"I am thrilled to announce that Reality Winner has been released from prison. She is still in custody in the residential reentry process, but we are relieved and hopeful," Winner's attorney, Alison Grinter Allen, said in a Monday statement.
"Reality and her family have asked for privacy during the transition process as they work to heal the trauma of incarceration and build back the years lost. Her release is not a product of the pardon or compassionate release process, but rather the time earned from exemplary behavior while incarcerated," the statement continues. "Reality is still barred from any public statements or appearances, and any inquires can be handled through my office."
In July 2020, Winner contracted the COVID-19 novel coronavirus while incarcerated at a Texas federal prison, she was judged to be "medically vulnerable" but survived the illness.
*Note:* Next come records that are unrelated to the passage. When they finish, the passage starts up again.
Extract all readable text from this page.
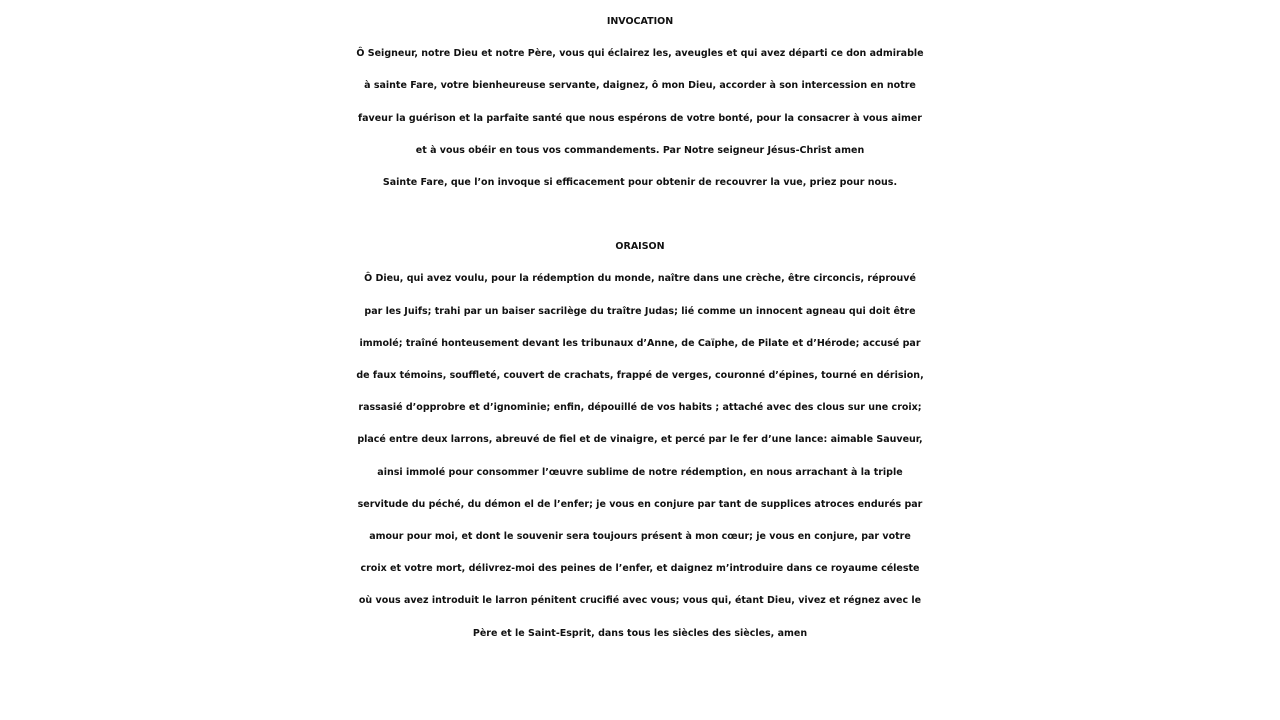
INVOCATION
Ô Seigneur, notre Dieu et notre Père, vous qui éclairez les, aveugles et qui avez départi ce don admirable
à sainte Fare, votre bienheureuse servante, daignez, ô mon Dieu, accorder à son intercession en notre
faveur la guérison et la parfaite santé que nous espérons de votre bonté, pour la consacrer à vous aimer
et à vous obéir en tous vos commandements. Par Notre seigneur Jésus-Christ amen
Sainte Fare, que l’on invoque si efficacement pour obtenir de recouvrer la vue, priez pour nous.
ORAISON
Ô Dieu, qui avez voulu, pour la rédemption du monde, naître dans une crèche, être circoncis, réprouvé
par les Juifs; trahi par un baiser sacrilège du traître Judas; lié comme un innocent agneau qui doit être
immolé; traîné honteusement devant les tribunaux d’Anne, de Caïphe, de Pilate et d’Hérode; accusé par
de faux témoins, souffleté, couvert de crachats, frappé de verges, couronné d’épines, tourné en dérision,
rassasié d’opprobre et d’ignominie; enfin, dépouillé de vos habits ; attaché avec des clous sur une croix;
placé entre deux larrons, abreuvé de fiel et de vinaigre, et percé par le fer d’une lance: aimable Sauveur,
ainsi immolé pour consommer l’œuvre sublime de notre rédemption, en nous arrachant à la triple
servitude du péché, du démon el de l’enfer; je vous en conjure par tant de supplices atroces endurés par
amour pour moi, et dont le souvenir sera toujours présent à mon cœur; je vous en conjure, par votre
croix et votre mort, délivrez-moi des peines de l’enfer, et daignez m’introduire dans ce royaume céleste
où vous avez introduit le larron pénitent crucifié avec vous; vous qui, étant Dieu, vivez et régnez avec le
Père et le Saint-Esprit, dans tous les siècles des siècles, amen
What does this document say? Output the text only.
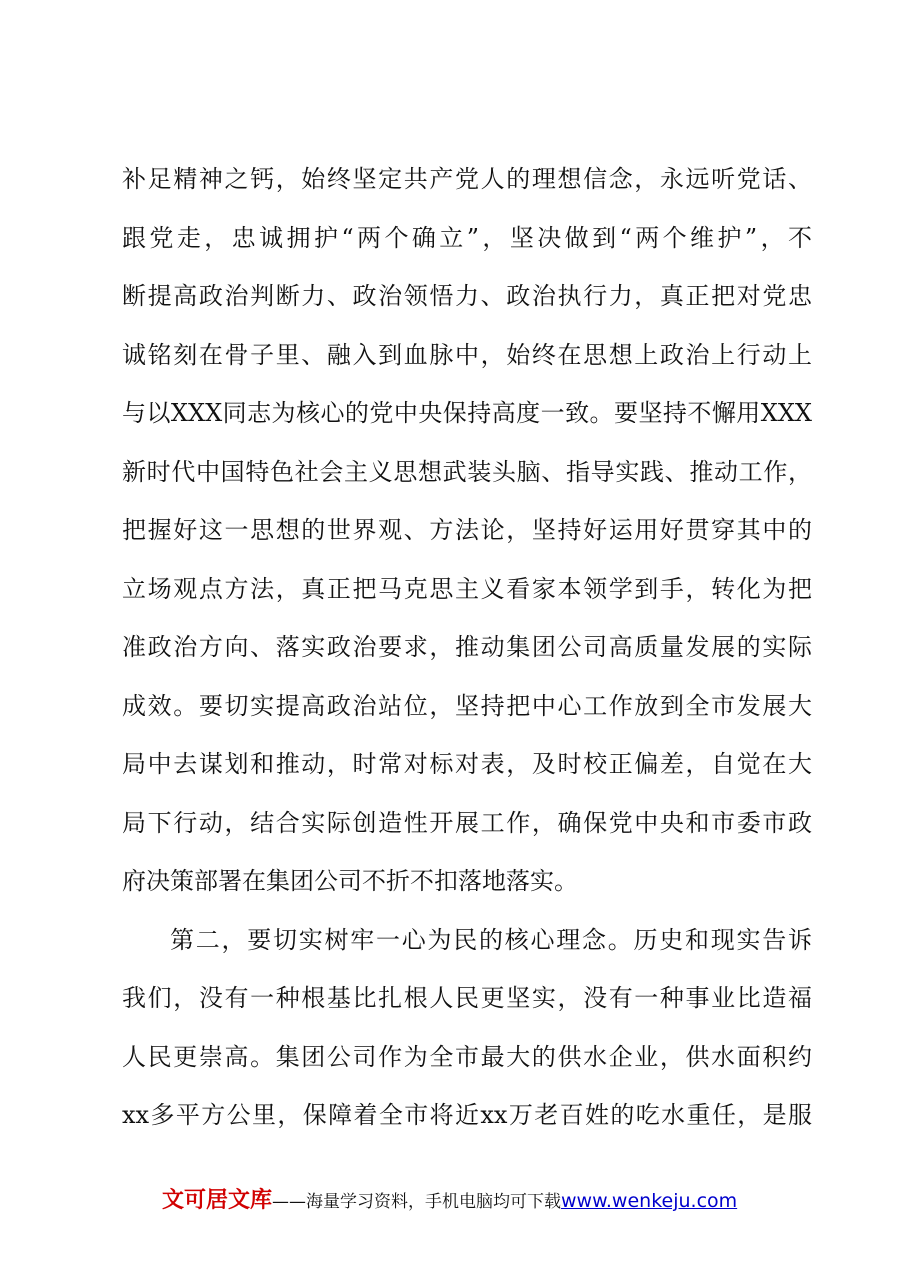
补足精神之钙，始终坚定共产党人的理想信念，永远听党话、
跟党走，忠诚拥护“两个确立”，坚决做到“两个维护”，不
断提高政治判断力、政治领悟力、政治执行力，真正把对党忠
诚铭刻在骨子里、融入到血脉中，始终在思想上政治上行动上
与以XXX同志为核心的党中央保持高度一致。要坚持不懈用XXX
新时代中国特色社会主义思想武装头脑、指导实践、推动工作，
把握好这一思想的世界观、方法论，坚持好运用好贯穿其中的
立场观点方法，真正把马克思主义看家本领学到手，转化为把
准政治方向、落实政治要求，推动集团公司高质量发展的实际
成效。要切实提高政治站位，坚持把中心工作放到全市发展大
局中去谋划和推动，时常对标对表，及时校正偏差，自觉在大
局下行动，结合实际创造性开展工作，确保党中央和市委市政
府决策部署在集团公司不折不扣落地落实。
第二，要切实树牢一心为民的核心理念。历史和现实告诉
我们，没有一种根基比扎根人民更坚实，没有一种事业比造福
人民更崇高。集团公司作为全市最大的供水企业，供水面积约
xx多平方公里，保障着全市将近xx万老百姓的吃水重任，是服
文可居文库——海量学习资料，手机电脑均可下载www.wenkeju.com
Winner was sentenced to five years in a federal prison, the longest sentence ever given to someone for leaking classified documents to the press, but she served just two-and-a-half years. She was the first person charged under the Espionage Act by the Trump administration, predating its use of the 1917 law against WikiLeaks co-founder Julian Assange in 2019 for publishing other leaked US government files. Winner was sentenced in August 2018 after it was discovered that she was responsible for sending a classified report about an alleged Russian email phishing operation to The Intercept. When the outlet printed the documents in their original form, creases on the paper in the image revealed they had been scanned by someone with physical access the report, of whom Winner was just one of six, according to federal prosecutors.
The Intercept said it did not know the identity of the documents' source, but in 2020, Intercept co-founder Glenn Greenwald acknowledged the "speed and recklessness with which that document from Winner was handled" because, according to him, the story's reporters were "eager to prove to mainstream media outlets and prominent liberals that The Intercept was willing to get on board the Russiagate train."